To Mr. Dembski: The only reason I am involved in this discussion is because I do not want the reputation of my company, hard-earned as it is, to be sullied by even oblique affiliation to your sort of smarmy ethics, if only through works of ours, purloined to fit your agenda. Last year you were charging colleges thousands of dollars to give lectures showing a copy of The Inner Life of the Cell, you claimed you "found somewhere", with Harvard's and XVIVO's credits stripped out and the copyright notice removed (which is in itself a felony) and a creationist voice-over pasted on over our music (yes, I have a recording of your lecture). Harvard slapped you down for that, and yes there is a paper trail. One can only assume that had we not taken notice then, we would be debating The Inner Life of the Cell being used in EXPELLED, instead of a copy.
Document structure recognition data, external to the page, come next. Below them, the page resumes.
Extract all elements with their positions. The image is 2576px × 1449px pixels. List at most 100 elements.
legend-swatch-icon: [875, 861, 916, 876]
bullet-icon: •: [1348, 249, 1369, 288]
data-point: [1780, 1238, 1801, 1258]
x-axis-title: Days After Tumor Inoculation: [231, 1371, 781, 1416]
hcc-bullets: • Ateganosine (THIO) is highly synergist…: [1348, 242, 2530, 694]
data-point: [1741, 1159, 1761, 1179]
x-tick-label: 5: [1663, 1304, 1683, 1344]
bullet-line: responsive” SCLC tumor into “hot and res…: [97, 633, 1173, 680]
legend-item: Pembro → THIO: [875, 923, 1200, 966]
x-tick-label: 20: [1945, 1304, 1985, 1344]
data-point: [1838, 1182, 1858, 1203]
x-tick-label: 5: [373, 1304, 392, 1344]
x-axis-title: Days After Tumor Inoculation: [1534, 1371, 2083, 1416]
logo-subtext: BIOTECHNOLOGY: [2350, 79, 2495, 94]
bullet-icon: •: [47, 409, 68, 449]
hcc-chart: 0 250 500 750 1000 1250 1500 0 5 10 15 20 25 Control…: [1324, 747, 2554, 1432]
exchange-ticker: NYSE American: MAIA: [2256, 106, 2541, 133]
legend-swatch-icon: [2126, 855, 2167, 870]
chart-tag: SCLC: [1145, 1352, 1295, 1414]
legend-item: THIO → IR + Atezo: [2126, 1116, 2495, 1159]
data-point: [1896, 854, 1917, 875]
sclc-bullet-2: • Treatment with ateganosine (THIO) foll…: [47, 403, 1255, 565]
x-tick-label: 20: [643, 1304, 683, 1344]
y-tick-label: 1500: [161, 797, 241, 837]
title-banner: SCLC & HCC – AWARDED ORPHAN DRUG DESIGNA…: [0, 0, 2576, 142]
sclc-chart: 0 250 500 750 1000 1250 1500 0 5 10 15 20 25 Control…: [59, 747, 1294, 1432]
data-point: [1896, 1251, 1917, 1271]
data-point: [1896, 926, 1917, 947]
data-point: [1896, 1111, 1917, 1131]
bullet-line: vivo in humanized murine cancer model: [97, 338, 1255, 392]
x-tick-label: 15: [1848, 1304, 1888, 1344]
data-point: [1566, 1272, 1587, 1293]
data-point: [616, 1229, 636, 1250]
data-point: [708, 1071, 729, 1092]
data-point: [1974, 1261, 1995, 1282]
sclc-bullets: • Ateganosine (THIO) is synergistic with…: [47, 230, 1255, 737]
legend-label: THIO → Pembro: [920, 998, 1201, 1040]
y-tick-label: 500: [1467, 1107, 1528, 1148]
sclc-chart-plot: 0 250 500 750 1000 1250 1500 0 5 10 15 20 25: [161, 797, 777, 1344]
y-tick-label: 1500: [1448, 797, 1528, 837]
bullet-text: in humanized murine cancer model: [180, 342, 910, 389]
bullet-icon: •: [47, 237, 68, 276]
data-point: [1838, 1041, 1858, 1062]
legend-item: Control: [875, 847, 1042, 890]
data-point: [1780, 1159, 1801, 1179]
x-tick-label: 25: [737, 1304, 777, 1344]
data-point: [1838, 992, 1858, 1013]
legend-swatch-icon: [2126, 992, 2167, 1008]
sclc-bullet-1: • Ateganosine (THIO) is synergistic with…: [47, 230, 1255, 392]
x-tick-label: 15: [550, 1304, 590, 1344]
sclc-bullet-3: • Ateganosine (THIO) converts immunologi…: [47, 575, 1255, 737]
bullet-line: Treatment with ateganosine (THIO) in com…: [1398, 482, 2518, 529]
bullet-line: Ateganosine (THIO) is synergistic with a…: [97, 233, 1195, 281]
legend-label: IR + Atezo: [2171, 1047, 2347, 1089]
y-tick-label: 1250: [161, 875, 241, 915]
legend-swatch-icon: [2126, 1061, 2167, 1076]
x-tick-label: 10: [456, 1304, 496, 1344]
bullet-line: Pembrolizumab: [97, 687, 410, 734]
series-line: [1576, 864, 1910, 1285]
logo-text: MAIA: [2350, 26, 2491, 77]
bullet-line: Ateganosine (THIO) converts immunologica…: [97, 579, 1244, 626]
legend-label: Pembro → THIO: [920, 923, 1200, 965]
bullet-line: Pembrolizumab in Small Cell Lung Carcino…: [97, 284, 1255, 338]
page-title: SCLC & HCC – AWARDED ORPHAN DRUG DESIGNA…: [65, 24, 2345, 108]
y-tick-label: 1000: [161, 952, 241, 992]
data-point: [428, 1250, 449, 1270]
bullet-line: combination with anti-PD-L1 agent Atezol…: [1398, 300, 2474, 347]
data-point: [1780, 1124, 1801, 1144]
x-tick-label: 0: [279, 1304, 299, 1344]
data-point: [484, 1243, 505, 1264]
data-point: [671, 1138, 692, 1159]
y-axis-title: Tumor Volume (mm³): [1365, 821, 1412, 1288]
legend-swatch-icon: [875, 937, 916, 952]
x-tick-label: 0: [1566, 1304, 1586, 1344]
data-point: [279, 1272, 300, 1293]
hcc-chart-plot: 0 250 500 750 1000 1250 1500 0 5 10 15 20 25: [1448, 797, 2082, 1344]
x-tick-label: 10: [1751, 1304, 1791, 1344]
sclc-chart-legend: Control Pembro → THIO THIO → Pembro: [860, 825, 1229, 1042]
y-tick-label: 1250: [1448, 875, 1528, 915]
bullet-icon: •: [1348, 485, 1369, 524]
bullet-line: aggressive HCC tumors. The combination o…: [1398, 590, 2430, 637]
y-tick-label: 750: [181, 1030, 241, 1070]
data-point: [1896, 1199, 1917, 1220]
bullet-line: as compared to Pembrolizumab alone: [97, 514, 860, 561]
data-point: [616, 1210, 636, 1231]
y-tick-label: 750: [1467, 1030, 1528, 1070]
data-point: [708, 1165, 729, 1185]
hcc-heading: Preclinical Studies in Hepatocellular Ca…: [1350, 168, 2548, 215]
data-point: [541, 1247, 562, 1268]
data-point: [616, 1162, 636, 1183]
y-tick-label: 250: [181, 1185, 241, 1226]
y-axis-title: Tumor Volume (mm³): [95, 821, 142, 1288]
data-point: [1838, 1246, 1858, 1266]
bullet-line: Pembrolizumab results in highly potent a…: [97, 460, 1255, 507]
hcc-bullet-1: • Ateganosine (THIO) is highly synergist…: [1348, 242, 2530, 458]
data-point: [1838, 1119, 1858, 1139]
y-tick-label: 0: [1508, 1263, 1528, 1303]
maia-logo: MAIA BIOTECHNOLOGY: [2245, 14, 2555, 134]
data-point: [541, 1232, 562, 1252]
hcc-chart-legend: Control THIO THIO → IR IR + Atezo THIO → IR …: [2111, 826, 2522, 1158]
You have enough of a colorful history that Harvard, in its wisdom, decided to 'swat the gnat' with as little fuss as possible. Imagine our surprise earlier this month, to see our work copied in a movie trailer for EXPELLED! And you are in the movie too! Not quite a star, but brown dwarfs are cool. XVIVO has no intention of engaging alone, in asymmetrical fighting against an ideological entity with orders of magnitude more resources than we have. That might make great theater, but would resemble a hugely expensive game of whack-a-ID. Boring!
It makes me happy, though, that you decided to implicate your friends in print, on your blog (http://www.uncommondescent.com/legal/expelled-plagiarizing-harvard/#comment-229619), in what is legally, malignant infringement, since you no had doubt discussed with EXPELLED's producers, Harvard's previous legal infringement action against you, the Discovery Institute, where you are a fellow and Southwestern Baptist Theological Seminary, where you teach. Once we uncover the EXPELLED animation dollar trail, and bring it to light, we will have even more fun. The sublimely ridiculous claim that EXPELLED uses completely original animation, in light of copying our work so closely that a budget was reserved to pay for an infringement suit by Harvard, is delicious! Why should I try to take you guys down when you are doing such a splendid job yourselves? For free! So go ahead and release your movie. Just keep track of how many tickets you sell. We may just find that data valuable, too.
David Bolinsky
For more on David Bolinksy and the animation see:
(http://www.ted.com/index.php/talks/view/id/147)
UPDATE (April 19, 2008): The footage copied from XVIVO was apparently removed before the film's public release yesterday.